Outre son accessibilité, son faible coût constitue également un avantage important, puisqu’il s’élève à environ neuf euros par personne. « Les grands-mères sont des bénévoles motivées qui reçoivent une petite indemnité de la part des pouvoirs publics. Il n’est pas non plus nécessaire de mettre en place de nouvelles structures de soins : il suffit d’installer un banc dans un endroit accessible et sûr. Cette combinaison d’un faible coût et d’une grande accessibilité rend le modèle réalisable, y compris dans des contextes où les budgets sont limités. »
Reconnaissance officielle
Le « banc de l’amitié » est désormais actif dans les dix provinces du Zimbabwe. Fin 2024, le gouvernement zimbabwéen l’a officiellement intégré à sa stratégie nationale de santé et, dans certaines régions, il prend entièrement en charge l’organisation. L’intérêt grandit également à l’échelle internationale : « Nous sommes actuellement en discussion avec des professionnels de la santé en Allemagne, aux États-Unis et en Grande-Bretagne. Nos recherches montrent en effet que le modèle peut facilement être adapté à des contextes culturels très divers, à condition d’en préserver les principes fondamentaux (ancrage communautaire, accessibilité et approche fondée sur des données probantes). »

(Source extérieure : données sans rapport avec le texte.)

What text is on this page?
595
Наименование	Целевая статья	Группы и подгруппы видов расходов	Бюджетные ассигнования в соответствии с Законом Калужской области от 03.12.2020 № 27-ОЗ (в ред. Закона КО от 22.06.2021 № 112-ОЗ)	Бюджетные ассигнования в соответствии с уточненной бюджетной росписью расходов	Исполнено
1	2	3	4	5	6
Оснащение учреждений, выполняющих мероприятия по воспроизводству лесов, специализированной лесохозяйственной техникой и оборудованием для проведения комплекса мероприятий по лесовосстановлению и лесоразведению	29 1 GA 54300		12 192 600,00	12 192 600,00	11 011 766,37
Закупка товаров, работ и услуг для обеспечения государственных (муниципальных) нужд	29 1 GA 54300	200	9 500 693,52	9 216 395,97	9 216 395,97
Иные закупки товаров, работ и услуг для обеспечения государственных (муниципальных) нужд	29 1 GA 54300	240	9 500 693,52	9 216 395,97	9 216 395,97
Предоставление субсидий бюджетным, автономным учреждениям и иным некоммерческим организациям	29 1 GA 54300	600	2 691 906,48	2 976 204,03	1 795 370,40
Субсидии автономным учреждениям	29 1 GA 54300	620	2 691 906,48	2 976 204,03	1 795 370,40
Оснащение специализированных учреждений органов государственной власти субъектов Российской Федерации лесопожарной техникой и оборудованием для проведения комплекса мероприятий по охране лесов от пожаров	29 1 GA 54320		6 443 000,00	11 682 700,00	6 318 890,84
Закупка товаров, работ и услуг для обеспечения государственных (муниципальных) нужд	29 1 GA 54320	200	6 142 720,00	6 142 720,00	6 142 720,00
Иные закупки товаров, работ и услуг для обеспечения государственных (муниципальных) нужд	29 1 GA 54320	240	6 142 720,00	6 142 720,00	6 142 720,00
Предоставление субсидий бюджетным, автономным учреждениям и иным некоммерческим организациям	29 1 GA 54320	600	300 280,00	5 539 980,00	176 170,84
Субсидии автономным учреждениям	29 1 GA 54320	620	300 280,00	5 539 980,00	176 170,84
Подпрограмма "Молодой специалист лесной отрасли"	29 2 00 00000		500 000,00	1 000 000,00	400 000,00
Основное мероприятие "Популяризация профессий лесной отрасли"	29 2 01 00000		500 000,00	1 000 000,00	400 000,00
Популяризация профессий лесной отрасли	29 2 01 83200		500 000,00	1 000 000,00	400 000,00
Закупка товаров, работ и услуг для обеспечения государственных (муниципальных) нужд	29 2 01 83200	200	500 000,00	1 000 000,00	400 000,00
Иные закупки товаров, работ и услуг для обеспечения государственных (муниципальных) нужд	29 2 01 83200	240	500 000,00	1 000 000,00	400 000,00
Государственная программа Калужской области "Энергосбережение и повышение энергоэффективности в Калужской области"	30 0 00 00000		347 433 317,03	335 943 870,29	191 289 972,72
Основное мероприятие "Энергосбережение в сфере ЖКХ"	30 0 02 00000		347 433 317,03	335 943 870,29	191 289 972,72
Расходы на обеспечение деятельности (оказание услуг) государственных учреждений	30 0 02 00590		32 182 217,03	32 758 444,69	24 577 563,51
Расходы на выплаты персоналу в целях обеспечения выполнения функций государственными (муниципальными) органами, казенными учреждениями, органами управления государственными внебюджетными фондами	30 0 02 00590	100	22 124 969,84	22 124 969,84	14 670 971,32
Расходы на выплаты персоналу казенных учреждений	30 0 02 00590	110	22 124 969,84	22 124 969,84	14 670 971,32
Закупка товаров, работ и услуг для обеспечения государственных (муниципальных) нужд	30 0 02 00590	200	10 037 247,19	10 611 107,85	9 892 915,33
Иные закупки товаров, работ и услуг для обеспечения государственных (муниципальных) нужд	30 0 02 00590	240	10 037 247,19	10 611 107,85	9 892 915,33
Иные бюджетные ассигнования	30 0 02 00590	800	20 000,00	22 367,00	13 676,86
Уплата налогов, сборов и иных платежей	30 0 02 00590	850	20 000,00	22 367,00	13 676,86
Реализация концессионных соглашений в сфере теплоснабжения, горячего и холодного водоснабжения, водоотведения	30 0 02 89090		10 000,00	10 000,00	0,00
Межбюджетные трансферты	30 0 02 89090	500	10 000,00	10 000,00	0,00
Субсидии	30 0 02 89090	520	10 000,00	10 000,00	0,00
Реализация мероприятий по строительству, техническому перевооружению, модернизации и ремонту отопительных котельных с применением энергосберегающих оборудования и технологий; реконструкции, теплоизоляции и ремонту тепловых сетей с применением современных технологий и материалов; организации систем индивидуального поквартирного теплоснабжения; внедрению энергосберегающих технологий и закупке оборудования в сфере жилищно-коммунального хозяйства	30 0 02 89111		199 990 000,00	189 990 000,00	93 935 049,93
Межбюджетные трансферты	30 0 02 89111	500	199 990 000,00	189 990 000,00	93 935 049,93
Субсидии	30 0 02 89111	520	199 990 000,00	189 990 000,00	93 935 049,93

En mai dernier, le projet a reçu le prix annuel de la Fondation Roi Baudouin qui récompense des organisations africaines apportant une contribution durable à la qualité de vie sur le continent. Le projet a été sélectionné parmi près de 900 candidats par un comité composé de 12 experts internationaux.
« Ce prix constitue la consécration ultime de notre travail. Au vu des excellents résultats et des coûts relativement faibles, nous pouvons en conclure que nos bancs constituent un véritable atout dans le domaine des soins de santé mentale », conclut la Dre Tumbare.